Continuing on land, you seek to either unify the planet by befriending other races, or conquer the planet by destroying everything else that breathes. At this point in the game, you continue leading your race throughout various stages of evolved life from creature stage, to tribal, to civilized and finally blasting off into the cosmos to spread yourself throughout the galaxy.

One of the best features of Spore is the amazingly simple controls. Most everything is done with point and click, and even evolving your creature by adding new parts is done with a click and drag.

Lastly, the built in online community of Spore is an amazing addition. You can set the game to pull info from other players, and when you interact with a new race in any of the stages of life, you will encounter creature races of other players around the world. You can also log in to Spore's community servers to check out the vast number of creations posted by everyone who plays Spore (at the time of writing, the number of online viewable creations is over 24 million).

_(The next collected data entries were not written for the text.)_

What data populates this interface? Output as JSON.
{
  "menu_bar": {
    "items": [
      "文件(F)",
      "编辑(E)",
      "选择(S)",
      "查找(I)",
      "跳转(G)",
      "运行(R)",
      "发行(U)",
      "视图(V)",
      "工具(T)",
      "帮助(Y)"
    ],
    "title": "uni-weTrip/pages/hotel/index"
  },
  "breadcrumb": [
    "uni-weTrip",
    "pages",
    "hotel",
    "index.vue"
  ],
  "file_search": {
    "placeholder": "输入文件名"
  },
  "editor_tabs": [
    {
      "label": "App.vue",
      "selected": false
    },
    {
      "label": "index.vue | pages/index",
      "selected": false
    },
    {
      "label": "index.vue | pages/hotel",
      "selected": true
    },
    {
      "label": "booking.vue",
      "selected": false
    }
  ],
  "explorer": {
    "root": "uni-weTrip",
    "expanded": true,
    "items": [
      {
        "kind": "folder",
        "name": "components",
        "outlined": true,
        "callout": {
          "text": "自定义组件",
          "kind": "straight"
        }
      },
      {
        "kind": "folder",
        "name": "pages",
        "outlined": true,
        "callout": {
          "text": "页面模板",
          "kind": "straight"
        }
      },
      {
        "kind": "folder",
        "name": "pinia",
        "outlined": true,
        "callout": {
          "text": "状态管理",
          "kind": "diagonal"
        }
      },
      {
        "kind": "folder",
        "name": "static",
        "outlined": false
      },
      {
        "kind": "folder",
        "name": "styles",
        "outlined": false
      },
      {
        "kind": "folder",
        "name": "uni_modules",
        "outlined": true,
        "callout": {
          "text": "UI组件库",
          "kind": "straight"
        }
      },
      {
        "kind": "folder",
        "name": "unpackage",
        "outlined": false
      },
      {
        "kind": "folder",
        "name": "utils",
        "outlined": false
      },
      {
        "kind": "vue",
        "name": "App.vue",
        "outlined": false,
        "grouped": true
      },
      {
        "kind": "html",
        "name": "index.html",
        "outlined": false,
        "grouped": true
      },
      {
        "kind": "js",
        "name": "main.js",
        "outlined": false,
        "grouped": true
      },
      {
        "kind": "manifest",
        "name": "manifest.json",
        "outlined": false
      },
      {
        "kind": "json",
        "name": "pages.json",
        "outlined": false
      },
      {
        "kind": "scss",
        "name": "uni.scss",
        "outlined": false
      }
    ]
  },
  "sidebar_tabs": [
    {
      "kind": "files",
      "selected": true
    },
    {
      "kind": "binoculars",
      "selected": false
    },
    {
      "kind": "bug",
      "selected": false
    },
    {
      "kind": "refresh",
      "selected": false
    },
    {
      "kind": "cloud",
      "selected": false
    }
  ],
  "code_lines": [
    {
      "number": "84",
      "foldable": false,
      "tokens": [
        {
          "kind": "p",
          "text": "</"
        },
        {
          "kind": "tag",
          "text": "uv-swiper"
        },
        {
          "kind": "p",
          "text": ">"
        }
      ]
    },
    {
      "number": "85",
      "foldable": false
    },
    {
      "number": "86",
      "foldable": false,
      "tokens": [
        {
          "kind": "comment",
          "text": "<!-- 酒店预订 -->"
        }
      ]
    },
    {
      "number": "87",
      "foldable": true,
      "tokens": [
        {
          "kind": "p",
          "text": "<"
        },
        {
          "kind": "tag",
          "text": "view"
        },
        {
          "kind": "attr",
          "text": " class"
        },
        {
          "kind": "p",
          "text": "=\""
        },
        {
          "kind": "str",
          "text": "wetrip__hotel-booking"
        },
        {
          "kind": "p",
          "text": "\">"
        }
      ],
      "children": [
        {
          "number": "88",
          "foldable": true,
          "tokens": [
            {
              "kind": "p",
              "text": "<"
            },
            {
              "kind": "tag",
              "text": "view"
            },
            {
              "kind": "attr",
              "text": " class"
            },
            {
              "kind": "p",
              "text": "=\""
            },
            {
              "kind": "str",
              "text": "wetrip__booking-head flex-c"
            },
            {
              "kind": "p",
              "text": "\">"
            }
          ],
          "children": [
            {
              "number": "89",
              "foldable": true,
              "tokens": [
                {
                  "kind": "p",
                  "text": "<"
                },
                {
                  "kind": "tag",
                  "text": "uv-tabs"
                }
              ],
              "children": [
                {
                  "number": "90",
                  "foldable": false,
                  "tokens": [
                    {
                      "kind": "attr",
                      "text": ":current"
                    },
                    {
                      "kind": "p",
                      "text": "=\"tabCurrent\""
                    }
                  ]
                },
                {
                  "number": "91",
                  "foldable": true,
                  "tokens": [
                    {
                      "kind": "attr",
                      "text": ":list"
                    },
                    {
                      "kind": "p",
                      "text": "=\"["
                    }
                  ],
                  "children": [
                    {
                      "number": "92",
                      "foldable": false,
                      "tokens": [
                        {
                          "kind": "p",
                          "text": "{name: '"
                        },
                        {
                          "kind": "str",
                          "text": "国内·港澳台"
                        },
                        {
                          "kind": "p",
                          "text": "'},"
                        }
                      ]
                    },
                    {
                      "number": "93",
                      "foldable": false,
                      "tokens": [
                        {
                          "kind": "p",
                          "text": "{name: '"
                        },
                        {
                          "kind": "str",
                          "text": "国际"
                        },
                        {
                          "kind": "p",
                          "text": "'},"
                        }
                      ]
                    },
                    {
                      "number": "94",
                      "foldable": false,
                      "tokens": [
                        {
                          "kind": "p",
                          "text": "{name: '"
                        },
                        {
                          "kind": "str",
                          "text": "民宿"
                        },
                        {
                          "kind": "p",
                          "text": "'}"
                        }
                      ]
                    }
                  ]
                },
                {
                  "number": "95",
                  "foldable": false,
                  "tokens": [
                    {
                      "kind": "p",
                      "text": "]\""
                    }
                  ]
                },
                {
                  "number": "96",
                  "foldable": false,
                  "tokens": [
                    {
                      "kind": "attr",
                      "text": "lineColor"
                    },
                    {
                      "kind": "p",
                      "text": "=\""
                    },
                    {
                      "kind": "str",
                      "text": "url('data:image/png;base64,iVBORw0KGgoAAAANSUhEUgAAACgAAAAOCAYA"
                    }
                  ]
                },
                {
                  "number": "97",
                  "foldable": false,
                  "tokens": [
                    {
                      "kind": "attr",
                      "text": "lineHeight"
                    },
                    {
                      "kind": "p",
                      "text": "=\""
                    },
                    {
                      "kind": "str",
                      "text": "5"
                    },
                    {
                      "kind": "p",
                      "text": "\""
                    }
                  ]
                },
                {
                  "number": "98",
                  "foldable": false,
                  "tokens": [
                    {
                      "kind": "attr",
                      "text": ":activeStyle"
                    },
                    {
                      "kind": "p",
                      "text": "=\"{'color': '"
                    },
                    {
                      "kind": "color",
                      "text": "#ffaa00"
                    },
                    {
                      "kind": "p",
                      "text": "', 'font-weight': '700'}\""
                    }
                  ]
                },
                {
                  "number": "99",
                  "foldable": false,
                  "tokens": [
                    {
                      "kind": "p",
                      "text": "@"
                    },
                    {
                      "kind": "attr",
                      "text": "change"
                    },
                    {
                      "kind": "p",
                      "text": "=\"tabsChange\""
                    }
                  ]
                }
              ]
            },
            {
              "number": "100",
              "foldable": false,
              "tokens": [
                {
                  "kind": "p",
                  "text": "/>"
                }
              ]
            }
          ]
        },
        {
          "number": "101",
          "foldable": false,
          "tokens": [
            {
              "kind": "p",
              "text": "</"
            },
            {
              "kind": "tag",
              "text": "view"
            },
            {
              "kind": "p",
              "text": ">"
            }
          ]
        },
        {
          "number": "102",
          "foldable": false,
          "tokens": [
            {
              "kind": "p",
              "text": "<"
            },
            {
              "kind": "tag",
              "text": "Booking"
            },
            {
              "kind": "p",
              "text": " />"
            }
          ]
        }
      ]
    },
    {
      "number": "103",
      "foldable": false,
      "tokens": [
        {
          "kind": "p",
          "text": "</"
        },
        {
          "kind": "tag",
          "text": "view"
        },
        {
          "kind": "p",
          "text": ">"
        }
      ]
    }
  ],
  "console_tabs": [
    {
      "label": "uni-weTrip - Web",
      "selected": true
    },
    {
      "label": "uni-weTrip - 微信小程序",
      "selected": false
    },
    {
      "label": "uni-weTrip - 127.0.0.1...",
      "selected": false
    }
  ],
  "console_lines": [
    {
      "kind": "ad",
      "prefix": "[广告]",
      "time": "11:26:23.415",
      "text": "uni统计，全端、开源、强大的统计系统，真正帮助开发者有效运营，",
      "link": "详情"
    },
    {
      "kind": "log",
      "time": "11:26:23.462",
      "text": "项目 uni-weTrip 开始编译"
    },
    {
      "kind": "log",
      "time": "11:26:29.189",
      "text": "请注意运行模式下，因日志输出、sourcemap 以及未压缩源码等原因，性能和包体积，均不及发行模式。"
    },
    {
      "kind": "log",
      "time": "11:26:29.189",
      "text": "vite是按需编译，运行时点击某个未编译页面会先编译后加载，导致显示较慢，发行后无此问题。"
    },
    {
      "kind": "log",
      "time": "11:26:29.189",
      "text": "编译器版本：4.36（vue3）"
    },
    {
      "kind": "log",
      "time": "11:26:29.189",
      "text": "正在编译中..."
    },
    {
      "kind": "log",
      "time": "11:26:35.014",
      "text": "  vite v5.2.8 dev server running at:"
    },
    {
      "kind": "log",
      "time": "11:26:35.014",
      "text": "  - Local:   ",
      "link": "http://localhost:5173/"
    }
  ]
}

All in all, this game is solid from start to finish.

Spore Creatures: DS

For Spore on the go, check out Spore for the Nintendo DS. Spore Creatures has a more kids feel to it and works more on a puzzle solving aspect using your creature's abilities to progress in the game. The game works well and most of it is controlled using the touch screen and stylus. Utilizing the Nintendo Wi-Fi network, players can trade their creations with friends and help to complete a sporpedia, an album showing all of the creatures from the game.

Game to avoid:

Lastly, this month's game to avoid. Saints Row 2 releases October 14 for the Xbox 360 and Playstation 3. This series plays along the same lines as a Grand Theft Auto Game, with killing, carjacking and theft being the main thrusts of the game. As with GTA, I suggest keeping your younglings away from this gang war train wreck. Far away.